Bikerdream.de ist eine äußerst informative Motorrad-Reiseseite, die stets durch neue ausführliche Reiseberichte, Bilder und Videos erweitert wird. Vor allem die Reisetipps zu den jeweiligen Zielen sind für andere Motorradreisende sehr wertvoll. Die auf der Seite veröffentlichten Reiseberichte werden regelmäßig in Motorradreisemagazinen wie dem Tourenfahrer oder ReiseMotorrad publiziert. Desweiteren können die Touren als Video auf DVD im angefügten Online-Shop bestellt werden.
Aktuell befindet sich die Reise durch Rumänien mit Berichten einer Karpaten-Tour in Arbeit und soll in Kürze veröffentlicht werden. Die Tour führte das Team durch die Regionen Banat, Oltenien, Transsilvanien, Bukovina und Maramures. Der Bericht erscheint wie gehabt mit zahlreichen Texten, Bildern und Videos.
Das Portal trägt die Handschrift zweier reisefreudiger Motorradfahrer - absolut lesenswert.

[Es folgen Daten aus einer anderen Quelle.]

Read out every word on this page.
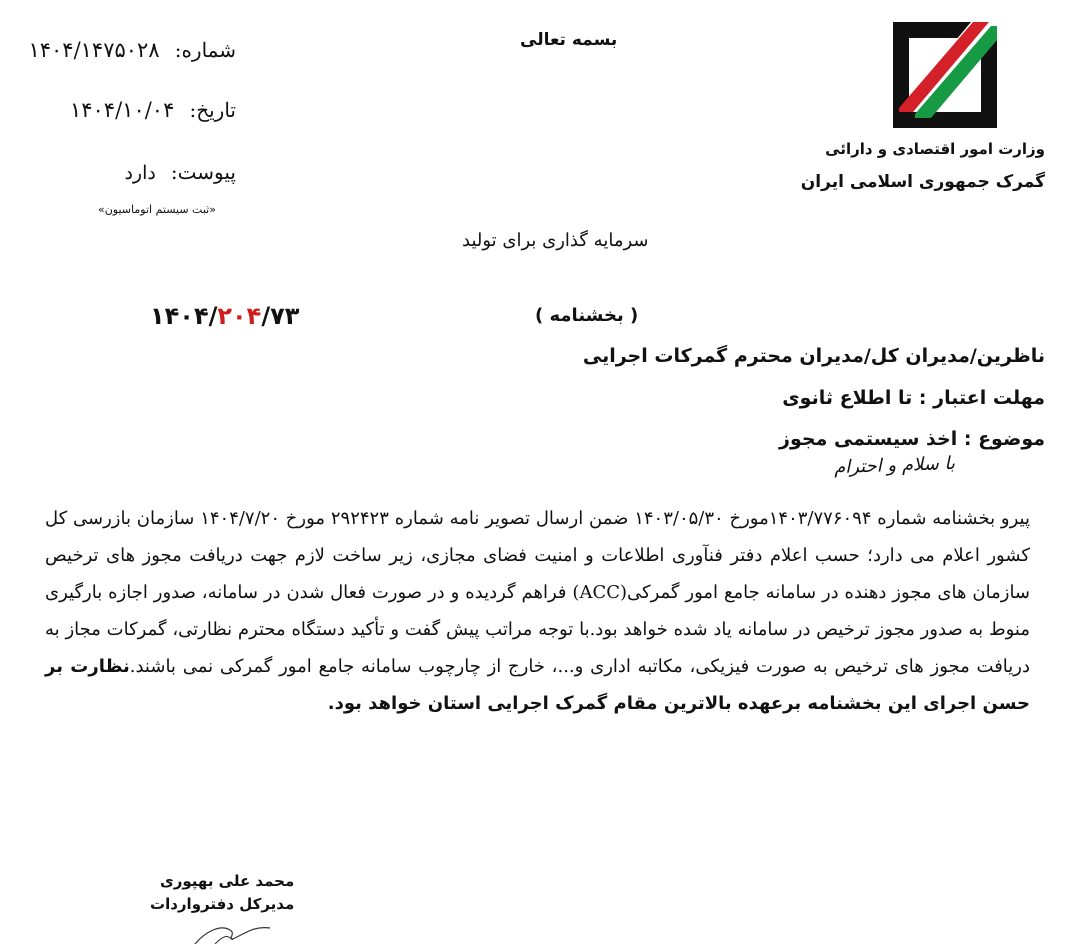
شماره: ۱۴۰۴/۱۴۷۵۰۲۸
تاریخ: ۱۴۰۴/۱۰/۰۴
پیوست: دارد
«ثبت سیستم اتوماسیون»
بسمه تعالی
سرمایه گذاری برای تولید
وزارت امور اقتصادی و دارائی
گمرک جمهوری اسلامی ایران
۱۴۰۴/۲۰۴/۷۳	( بخشنامه )
ناظرین/مدیران کل/مدیران محترم گمرکات اجرایی
مهلت اعتبار : تا اطلاع ثانوی
موضوع : اخذ سیستمی مجوز
با سلام و احترام
پیرو بخشنامه شماره ۱۴۰۳/۷۷۶۰۹۴مورخ ۱۴۰۳/۰۵/۳۰ ضمن ارسال تصویر نامه شماره ۲۹۲۴۲۳ مورخ ۱۴۰۴/۷/۲۰ سازمان بازرسی کل کشور اعلام می دارد؛ حسب اعلام دفتر فنآوری اطلاعات و امنیت فضای مجازی، زیر ساخت لازم جهت دریافت مجوز های ترخیص سازمان های مجوز دهنده در سامانه جامع امور گمرکی(ACC) فراهم گردیده و در صورت فعال شدن در سامانه، صدور اجازه بارگیری منوط به صدور مجوز ترخیص در سامانه یاد شده خواهد بود.با توجه مراتب پیش گفت و تأکید دستگاه محترم نظارتی، گمرکات مجاز به دریافت مجوز های ترخیص به صورت فیزیکی، مکاتبه اداری و...، خارج از چارچوب سامانه جامع امور گمرکی نمی باشند.نظارت بر حسن اجرای این بخشنامه برعهده بالاترین مقام گمرک اجرایی استان خواهد بود.
محمد علی بهپوری
مدیرکل دفترواردات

Motorradfahren auf Mallorca: ein Traum
Motorradfahren auf Mallorca - das ist Spaß pur: Super Straßen, kurvige Routen durchs Gebirge - oder Enduro-Geländefahrten. Wer´s nicht ausprobiert hat, wird es kaum glauben. Wer es probiert hat, kommt wieder! Motorradvermietung, Motorradverleih, Service: Mallorquin-Bikes vermietet neuwertige BMW - Motorräder und hat Komplettarrangements mit Hotel, Bike und Service im Angebot. Momentan gibt es über 30 topaktuelle Modelle von der F 650 GS bis zur HP 2 und R 1200 GS, die F800 GS und neue F650 GS und die brandneue F 800 R und R 1200 GS Sonderedition! Übrigens: im Mietpreis enthalten ist Schutzkleidung der Partner Rukka und Schuberth!
Forenliebhaber aufgepasst
Heute stellen wir Euch ein markenunhabhängiges Bikerforum vor. Im biker-forum.net Motorradforum wird über verschiedenste Motorradmodelle, egal welche Marke, Schrauberthemen, Motorradzubehör, Motorradreisen und unzählige weitere Themen rund um das Motorrad geschrieben und heiß diskutiert. Außerdem findet man die technischen Daten fast aller aktuellen Motorradmodelle, sowie die bebilderte Modellhistorie und Typenliste einiger Bikes. Reinklicken u. lesen lohnt!
Mitmachen erwünscht!
Die Welt des Motorrads ist schnell. Sehr schnell. Stets technische Neuerungen, neue Modelle, hier ein Facelift, dort eine neue Konzeptstudie. Dabei den Überblick nicht zu verlieren ist nicht einfach. Gut, dass es Informationsplattformen wie motorrad-news.com gibt. Der Motorradblog ist topaktuell, die Blogeinträge sind übersichtlich in 14 interessante Themengebiete rund um das Thema Motorrad gegliedert. Der seit 2007 geführte Blog bietet neben einer Menge an Informationen eine Galerie sowie Bußgeld- u. Benzinverbrauchrechner.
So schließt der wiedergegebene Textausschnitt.